Begineer SparkR and ElasticSearch question here!

How do I write a sparkR dataframe or RDD to ElasticSearch with multiple nodes?

There exists a specific R package for elastic but says nothing about hadoop or distributed dataframes. When I try to use it I get the following errors:

install.packages("elastic", repos = "http://cran.us.r-project.org")
library(elastic)
df <- read.json('/hadoop/file/location')
connect(es_port = 9200, es_host = 'https://hostname.dev.company.com', es_user = 'username', es_pwd = 'password')
docs_bulk(df)

Error: no 'docs_bulk' method for class SparkDataFrame

If this were pyspark, I would use the rdd.saveAsNewAPIHadoopFile() function as shown here, but I can't find any information about it in sparkR from googling. ElasticSearch also has good documentation, but only for Scala and Java

I'm sure there is something obvious I am missing; any guidance appreciated!

whs2k
  • 741
  • 2
  • 10
  • 19
  • 2
    `elastic` maintainer here: that doesn't exist in the R client yet. please open an issue at https://github.com/ropensci/elastic/issues/ to discuss; we can see whether you https://cran.rstudio.com/web/packages/sparklyr/ is the place to discuss this or if we can address with `elastic` pkg - the Elastic website docs are probably only for officially supported clients, which R is not one of them – sckott Mar 06 '18 at 23:27
  • Hello @sckott ! I suggest that you write your comment as an answer of a wiki answer. – eliasah Mar 07 '18 at 07:43
  • @sckott I just opened issue #213 on github.com/ropensci/elastic/issues – whs2k Mar 07 '18 at 14:45
  • @eliasah thanks, but i'm not sure what a wiki answer is? – sckott Mar 07 '18 at 18:09

1 Answers1

2

to connect your SparkR session to Elasticsearch you need to make the connector jar and your ES configuration available to your SparkR session.

1: specifiy the jar (look up which version you need in the elasticsearch documentation; the below version is for spark 2.x, scala 2.11 and ES 6.8.0)

sparkPackages <- "org.elasticsearch:elasticsearch-spark-20_2.11:6.8.0"

2: specify your cluster config in your SparkConfig. You can add other Elasticsearch config here, too (and, of course, additional spark configs)
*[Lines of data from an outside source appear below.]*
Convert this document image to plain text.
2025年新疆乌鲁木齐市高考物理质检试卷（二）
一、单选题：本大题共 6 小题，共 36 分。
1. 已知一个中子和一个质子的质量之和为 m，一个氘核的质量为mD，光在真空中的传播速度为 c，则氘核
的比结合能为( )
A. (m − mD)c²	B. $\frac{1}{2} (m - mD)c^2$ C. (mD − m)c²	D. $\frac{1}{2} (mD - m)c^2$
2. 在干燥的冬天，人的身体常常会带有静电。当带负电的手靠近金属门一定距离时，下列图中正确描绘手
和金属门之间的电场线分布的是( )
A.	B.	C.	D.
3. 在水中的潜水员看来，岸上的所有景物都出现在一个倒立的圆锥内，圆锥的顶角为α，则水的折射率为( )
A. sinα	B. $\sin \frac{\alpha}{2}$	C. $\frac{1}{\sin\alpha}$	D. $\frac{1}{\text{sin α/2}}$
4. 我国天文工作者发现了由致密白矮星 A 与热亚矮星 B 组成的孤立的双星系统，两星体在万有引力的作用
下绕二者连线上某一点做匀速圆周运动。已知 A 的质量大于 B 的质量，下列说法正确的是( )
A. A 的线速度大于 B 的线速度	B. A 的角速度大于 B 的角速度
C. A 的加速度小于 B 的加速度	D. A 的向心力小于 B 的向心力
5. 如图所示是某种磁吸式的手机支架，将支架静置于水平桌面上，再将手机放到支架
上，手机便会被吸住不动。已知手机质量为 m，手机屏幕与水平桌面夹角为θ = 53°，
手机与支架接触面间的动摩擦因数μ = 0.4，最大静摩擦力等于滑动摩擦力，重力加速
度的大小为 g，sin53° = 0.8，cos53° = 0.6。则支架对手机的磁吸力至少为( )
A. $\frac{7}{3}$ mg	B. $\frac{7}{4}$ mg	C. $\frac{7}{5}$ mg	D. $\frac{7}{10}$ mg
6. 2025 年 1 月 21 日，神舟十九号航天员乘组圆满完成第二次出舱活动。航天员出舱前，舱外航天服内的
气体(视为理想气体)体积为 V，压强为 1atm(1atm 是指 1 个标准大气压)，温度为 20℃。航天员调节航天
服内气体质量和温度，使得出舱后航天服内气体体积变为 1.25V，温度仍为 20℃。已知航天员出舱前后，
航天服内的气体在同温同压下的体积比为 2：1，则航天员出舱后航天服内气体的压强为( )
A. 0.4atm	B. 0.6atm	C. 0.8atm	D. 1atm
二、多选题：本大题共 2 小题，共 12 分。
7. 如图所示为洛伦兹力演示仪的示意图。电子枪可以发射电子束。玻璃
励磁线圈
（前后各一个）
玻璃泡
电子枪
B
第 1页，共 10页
sparkConfig <- list(es.nodes = "your_comma-separated_es_nodes",
                    es.port = "9200")
  1. initiate a sparkR session
sparkR.session(master="your_spark_master", 
               sparkPackages=sparkPackages, 
               sparkConfig=sparkConfig)

  1. do some magic that results in a sparkDataframe you want to save to ES

  2. write your dataframe to ES:

write.df(yourSparkDF, source="org.elasticsearch.spark.sql",
                 path= "your_ES_index_path"
         )
Janna Maas
  • 1,124
  • 10
  • 15